Appleの動向に詳しいことで有名なアナリストのMing-Chi Kuo氏が米国時間6月28日、Appleが「iPhone」用の独自5Gモデムの開発に「失敗した可能性」があり、同社は少なくとも2023年中はQualcomm製モデムチップに完全に頼る必要があるとツィートし、ウォール街の一部の投資家を驚かせた。
Kuo氏は28日のツイートの中で、Appleは当初、2023年下半期にiPhoneの80%に独自開発の5Gモデムを搭載することを計画。この計画を通じたコスト削減で、iPhoneの希望小売価格を引き下げるか、もしくは販売利益を増加させることができる可能性があったと述べた。
Kuo氏のツィートを受けて、Apple株価は3%近く下落し、同日は137.44ドルの終値で取引を終了。一方、Qualcommの株価は3%以上上昇し、131.60ドルとなった。
今回の憶測の前にも、Appleが例年秋に発売する次世代iPhoneに関するリーク情報は、後が絶たない状態にあった。Appleがさらなる機能を追加したり、輸送や部品のコストが上昇したりする度に、投資家も顧客も、同社が希望小売価格を引き上げるだろうか、それとも、利益の減少に甘んじるだろうかと思いを巡らせてきた。他社製部品に頼る代わりに、独自開発のモデムチップをiPhoneに採用し、製造に伴うコストを削減することは、Appleにとって利益減少を回避するための方法の1つとされている。

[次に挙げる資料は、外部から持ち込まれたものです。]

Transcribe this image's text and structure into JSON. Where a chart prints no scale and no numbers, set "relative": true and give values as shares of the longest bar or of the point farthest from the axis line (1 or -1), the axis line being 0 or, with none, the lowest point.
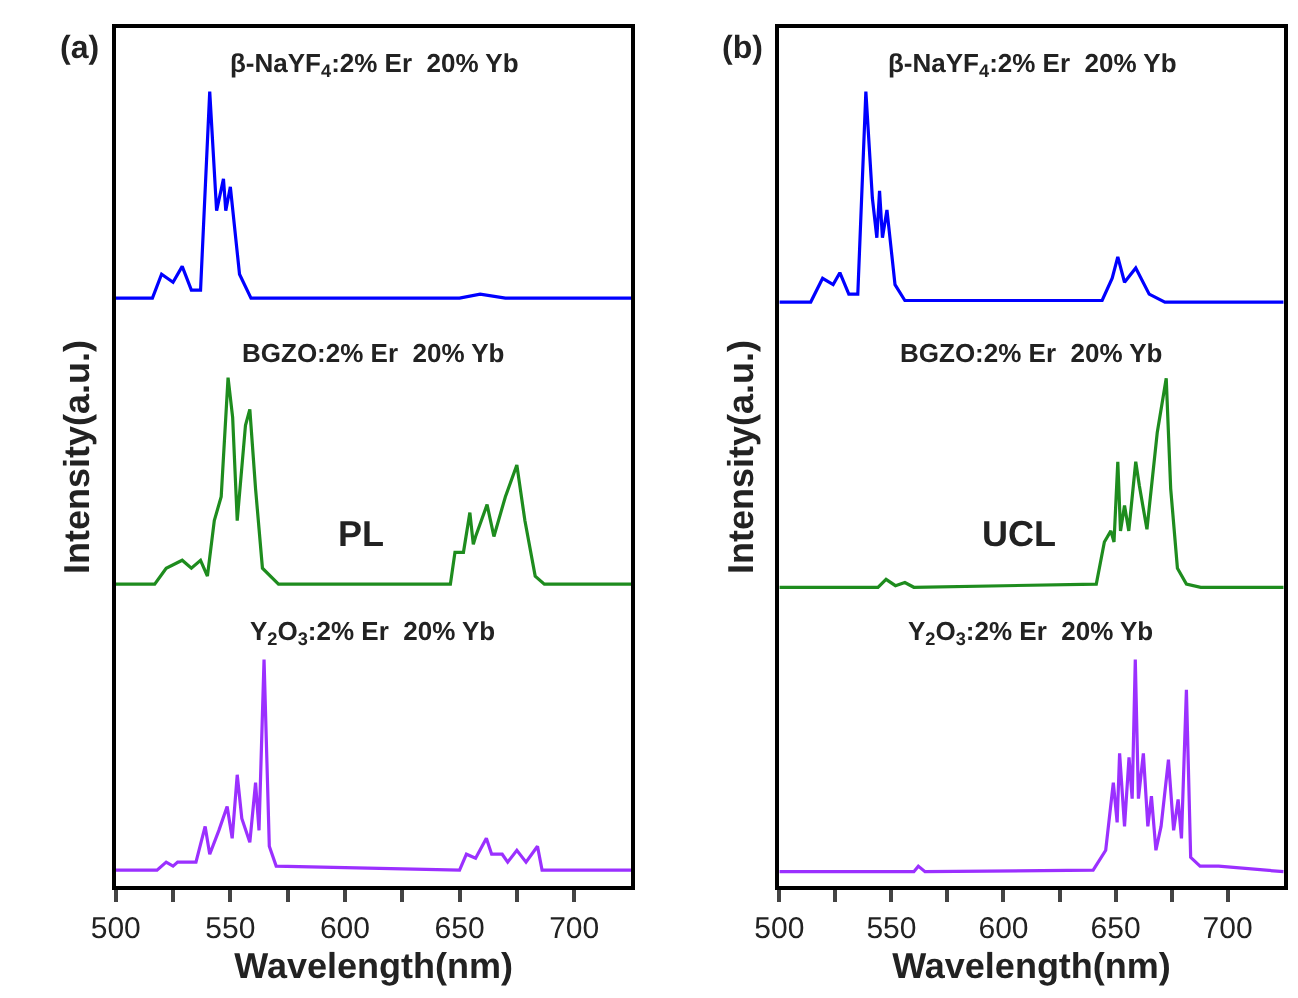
{
  "chart_data": [
    {
      "type": "line",
      "relative": true,
      "xlabel": "Wavelength(nm)",
      "ylabel": "Intensity(a.u.)",
      "annotations": [
        "(a)",
        "PL"
      ],
      "xlim": [
        500,
        725
      ],
      "xticks": [
        500,
        {
          "value": 525,
          "label": null
        },
        550,
        {
          "value": 575,
          "label": null
        },
        600,
        {
          "value": 625,
          "label": null
        },
        650,
        {
          "value": 675,
          "label": null
        },
        700
      ],
      "legend": false,
      "marker": "none",
      "line_style": "solid",
      "series": [
        {
          "name": "β-NaYF$_{4}$:2% Er  20% Yb",
          "color": "#0000ff",
          "x": [
            500,
            516,
            520,
            525,
            529,
            533,
            537,
            541,
            544,
            547,
            548,
            550,
            554,
            559,
            600,
            650,
            659,
            670,
            725
          ],
          "values": [
            0.74,
            0.74,
            0.77,
            0.76,
            0.78,
            0.75,
            0.75,
            1.0,
            0.85,
            0.89,
            0.85,
            0.88,
            0.77,
            0.74,
            0.74,
            0.74,
            0.745,
            0.74,
            0.74
          ]
        },
        {
          "name": "BGZO:2% Er  20% Yb",
          "color": "#1e8c1e",
          "x": [
            500,
            517,
            522,
            529,
            533,
            537,
            540,
            543,
            546,
            549,
            551,
            553,
            556.6,
            558.5,
            561,
            564,
            571,
            646,
            648,
            651.7,
            654.5,
            656,
            657,
            662,
            665,
            670,
            675,
            678.5,
            683,
            687,
            725
          ],
          "values": [
            0.38,
            0.38,
            0.4,
            0.41,
            0.4,
            0.41,
            0.39,
            0.46,
            0.49,
            0.64,
            0.59,
            0.46,
            0.58,
            0.6,
            0.5,
            0.4,
            0.38,
            0.38,
            0.42,
            0.42,
            0.47,
            0.43,
            0.44,
            0.48,
            0.44,
            0.49,
            0.53,
            0.46,
            0.39,
            0.38,
            0.38
          ]
        },
        {
          "name": "Y$_{2}$O$_{3}$:2% Er  20% Yb",
          "color": "#9b30ff",
          "x": [
            500,
            518,
            522,
            525,
            527,
            535,
            539,
            541,
            545,
            548.6,
            550.8,
            553,
            555,
            558.5,
            561,
            562.5,
            564.7,
            567,
            570,
            650,
            653,
            657,
            661.7,
            664,
            668.6,
            671,
            675,
            679,
            684,
            686,
            725
          ],
          "values": [
            0.02,
            0.02,
            0.03,
            0.025,
            0.03,
            0.03,
            0.075,
            0.04,
            0.07,
            0.1,
            0.06,
            0.14,
            0.085,
            0.055,
            0.13,
            0.07,
            0.285,
            0.05,
            0.025,
            0.02,
            0.04,
            0.035,
            0.06,
            0.04,
            0.04,
            0.03,
            0.045,
            0.03,
            0.05,
            0.02,
            0.02
          ]
        }
      ]
    },
    {
      "type": "line",
      "relative": true,
      "xlabel": "Wavelength(nm)",
      "ylabel": "Intensity(a.u.)",
      "annotations": [
        "(b)",
        "UCL"
      ],
      "xlim": [
        500,
        725
      ],
      "xticks": [
        500,
        {
          "value": 525,
          "label": null
        },
        550,
        {
          "value": 575,
          "label": null
        },
        600,
        {
          "value": 625,
          "label": null
        },
        650,
        {
          "value": 675,
          "label": null
        },
        700
      ],
      "legend": false,
      "marker": "none",
      "line_style": "solid",
      "series": [
        {
          "name": "β-NaYF$_{4}$:2% Er  20% Yb",
          "color": "#0000ff",
          "x": [
            500,
            514,
            519.3,
            524,
            527,
            531,
            535,
            538.6,
            541.5,
            543.5,
            544.7,
            546,
            548,
            551.6,
            556,
            644,
            648.5,
            651,
            654,
            659,
            665,
            672,
            725
          ],
          "values": [
            0.735,
            0.735,
            0.765,
            0.757,
            0.772,
            0.745,
            0.745,
            1.0,
            0.866,
            0.816,
            0.875,
            0.816,
            0.851,
            0.757,
            0.737,
            0.737,
            0.765,
            0.792,
            0.76,
            0.778,
            0.745,
            0.735,
            0.735
          ]
        },
        {
          "name": "BGZO:2% Er  20% Yb",
          "color": "#1e8c1e",
          "x": [
            500,
            544,
            547.6,
            551.8,
            556,
            560,
            641.4,
            645,
            647.9,
            649.3,
            651,
            652.2,
            654,
            655.9,
            659,
            660.6,
            664,
            668.6,
            672.6,
            674.6,
            677.6,
            681.6,
            688,
            725
          ],
          "values": [
            0.376,
            0.376,
            0.386,
            0.378,
            0.382,
            0.376,
            0.38,
            0.433,
            0.447,
            0.433,
            0.534,
            0.447,
            0.479,
            0.447,
            0.534,
            0.504,
            0.449,
            0.571,
            0.639,
            0.5,
            0.4,
            0.38,
            0.376,
            0.376
          ]
        },
        {
          "name": "Y$_{2}$O$_{3}$:2% Er  20% Yb",
          "color": "#9b30ff",
          "x": [
            500,
            560,
            562,
            565,
            640,
            645.6,
            649,
            650.7,
            651.8,
            654,
            656,
            657.4,
            658.8,
            660.2,
            662.4,
            664.4,
            666,
            668,
            670.3,
            673.6,
            675.9,
            677.9,
            679.4,
            681.6,
            683.5,
            687.7,
            696,
            725
          ],
          "values": [
            0.018,
            0.018,
            0.025,
            0.018,
            0.02,
            0.045,
            0.13,
            0.08,
            0.167,
            0.075,
            0.162,
            0.11,
            0.285,
            0.11,
            0.167,
            0.075,
            0.113,
            0.045,
            0.075,
            0.159,
            0.07,
            0.109,
            0.06,
            0.247,
            0.036,
            0.025,
            0.025,
            0.018
          ]
        }
      ]
    }
  ]
}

Appleが独自モデムの開発に苦戦しているようだとの情報は、5Gモデム開発をめぐるこれまでの経緯を注視してきた人々にとっては、意外なことではないかもしれない。Appleは、Qualcommとの特許紛争に和解した後、チップメーカーIntelの5Gモデム部門を、2200人の従業員を含めて10億ドル(1360億円)で買収していた。最終的に独自の5Gチップを開発することができれば、AppleはiPhoneの製造コスト削減に加え、「iPad」や「Mac」に搭載されているAシリーズ、そして「Apple Watch」搭載のMシリーズのチップと同じやり方で、iPhoneの独自機能を開発できる可能性もある。